Andererseits haben die nationalen Bourgeoisien ihre ganze
Widerstandskraft gegen den Imperialismus verloren. Wenn sie überhaupt je eine
hatten, bilden sie nur das letzte Rad am Wagen des Imperialismus. Reformen sind
nicht mehr möglich: entweder sozialistische Revolution oder Karikatur einer
Revolution.
Asien ist ein Kontinent mit einer Reihe von
Besonderheiten. Die Befreiungskämpfe gegen eine Kette von europäischen
Kolonialmächten brachten als Resultat die Etablierung mehr oder weniger
fortschrittlicher Regierungen. Ihre spätere Entwicklung führte in manchen Fällen
zu einer Intensivierung der anfänglichen Ziele der nationalen Befreiung und in
anderen Fällen zu einem Rückzug auf proimperialistische Positionen. Vom ökonomischen
Standpunkt aus hatten die Vereinigten Staaten in Asien wenig zu verlieren und
viel zu gewinnen. Die dortigen Veränderungen begünstigten die Vereinigten
Staaten. Sie kämpfen um die Ablösung anderer neokolonialistischer Mächte und
um neue ökonomische Einflußsphären zu erobern, manchmal direkt, oder auf dem
Umweg über Japan. Aber es existieren spezielle politische Bedingungen, vor
allem auf der indochinesischen Halbinsel, die Asiens Eigenarten fundamentale
Bedeutung geben und die eine wichtige Rolle in der globalen Militärstrategie
des nordamerikanischen Imperialismus spielen, die einen Zaun um China, von Südkorea
über Japan, Taiwan, Südvietnam und Thailand gezogen hat.

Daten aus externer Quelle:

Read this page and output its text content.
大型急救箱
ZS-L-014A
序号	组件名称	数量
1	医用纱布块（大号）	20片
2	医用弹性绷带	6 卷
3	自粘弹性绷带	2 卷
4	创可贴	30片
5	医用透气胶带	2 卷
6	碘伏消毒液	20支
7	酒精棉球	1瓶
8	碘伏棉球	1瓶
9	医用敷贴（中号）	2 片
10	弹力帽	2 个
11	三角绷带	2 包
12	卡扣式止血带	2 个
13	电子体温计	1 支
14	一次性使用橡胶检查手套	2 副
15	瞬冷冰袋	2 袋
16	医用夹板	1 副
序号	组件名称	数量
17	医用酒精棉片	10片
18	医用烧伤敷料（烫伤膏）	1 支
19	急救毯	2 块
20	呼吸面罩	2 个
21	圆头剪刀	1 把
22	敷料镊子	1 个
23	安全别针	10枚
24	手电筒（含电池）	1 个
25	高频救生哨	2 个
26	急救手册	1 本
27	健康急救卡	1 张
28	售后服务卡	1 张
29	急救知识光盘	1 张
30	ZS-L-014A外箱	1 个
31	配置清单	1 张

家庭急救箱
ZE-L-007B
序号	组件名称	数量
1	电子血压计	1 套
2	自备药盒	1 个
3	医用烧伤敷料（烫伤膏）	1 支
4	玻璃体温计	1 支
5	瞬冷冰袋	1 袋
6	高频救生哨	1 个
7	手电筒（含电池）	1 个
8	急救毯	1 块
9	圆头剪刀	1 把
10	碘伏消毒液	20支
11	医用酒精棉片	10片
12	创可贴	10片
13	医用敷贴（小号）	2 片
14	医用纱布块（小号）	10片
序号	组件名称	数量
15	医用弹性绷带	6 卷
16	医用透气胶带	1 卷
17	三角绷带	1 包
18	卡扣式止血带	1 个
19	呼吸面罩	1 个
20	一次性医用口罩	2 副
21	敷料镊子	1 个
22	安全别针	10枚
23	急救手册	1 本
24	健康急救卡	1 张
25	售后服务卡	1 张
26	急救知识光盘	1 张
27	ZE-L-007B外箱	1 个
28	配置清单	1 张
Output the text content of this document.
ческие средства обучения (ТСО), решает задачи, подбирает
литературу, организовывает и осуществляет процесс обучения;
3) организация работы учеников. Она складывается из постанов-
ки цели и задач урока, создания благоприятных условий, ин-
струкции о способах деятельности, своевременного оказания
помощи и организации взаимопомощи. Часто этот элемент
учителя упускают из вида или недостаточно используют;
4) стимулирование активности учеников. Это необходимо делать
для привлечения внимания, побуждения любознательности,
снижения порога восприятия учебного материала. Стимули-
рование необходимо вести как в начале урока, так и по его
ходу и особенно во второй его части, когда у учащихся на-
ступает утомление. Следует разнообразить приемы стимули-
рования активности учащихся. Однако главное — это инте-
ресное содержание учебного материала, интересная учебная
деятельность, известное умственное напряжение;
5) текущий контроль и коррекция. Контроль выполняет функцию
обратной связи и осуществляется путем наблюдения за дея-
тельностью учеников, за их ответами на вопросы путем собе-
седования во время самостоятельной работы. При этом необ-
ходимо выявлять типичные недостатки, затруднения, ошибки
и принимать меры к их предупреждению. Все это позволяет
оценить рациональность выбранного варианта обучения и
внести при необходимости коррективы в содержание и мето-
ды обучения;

Diese Doppelsituation, das heißt einmal ein so wichtiges
strategisches Interesse wie der militärische Zaun um die Volksrepublik China,
und andererseits das Kapitalinteresse, in diese von ihm noch nicht beherrschten
Märkte einzudringen, machten Asien zu einem der explosivsten Orte der gegenwärtigen
Welt. Darüber kann auch die scheinbare Stabilität außerhalb des
vietnamesischen Bereichs nicht hinwegtäuschen.
Der Mittlere Osten, der geographisch zu diesem Kontinent
gehört, aber seine eigenen Widersprüche hat, ist in höchster Spannung. Man
kann nicht voraussehen, wohin dieser kalte Krieg zwischen Israel, von den
Imperialisten unterstützt, und den progressiven Ländern dieser Zone führen
wird. Der Mittlere Osten ist ein weiterer, die Welt bedrohender Vulkan.
Afrika bietet Eigenarten eines jungfräulichen
Gebietes für die neokolonialistische Invasion. Dort haben sich Veränderungen
ereignet, die in gewisser Weise die neokolonialistischen Mächte zwangen, ihre
alten Vorrechte absoluten Charakters aufzugeben. Aber mit dem Fortdauern dieser
Prozesse wird der Kolonialismus durch einen gewaltlosen Neokolonialismus abgelöst.
Er hat, was die ökonomische Beherrschung anbelangt, die gleichen Konsequenzen.
Die Vereinigten Staaten hatten in dieser Gegend keine
Kolonien. Jetzt kämpfen sie darum, in die abgeschlossenen Jagdgründe ihrer
Partner einzudringen. Man kann mit Sicherheit sagen, daß auf lange Sicht Afrika
das Reservoir der strategischen Pläne des nordamerikanischen Imperialismus
bildet. Seine jetzigen Investitionen sind nur in Südafrika von Bedeutung. Er
beginnt, den Kongo, Nigeria und andere Länder, wo eine gewaltige Konkurrenz
(bis jetzt friedlichen Charakters) mit anderen imperialistischen Mächten
herrscht, zu durchdringen.
Der nordamerikanische Imperialismus hat dort noch keine
großen Interessen zu verteidigen, wenn man vom angemaßten Recht absieht, an
jedem Ort der Welt, wo seine Monopole gute Gewinne erzielen oder die Existenz
großer Rohstoffvorräte wittern, zu intervenieren.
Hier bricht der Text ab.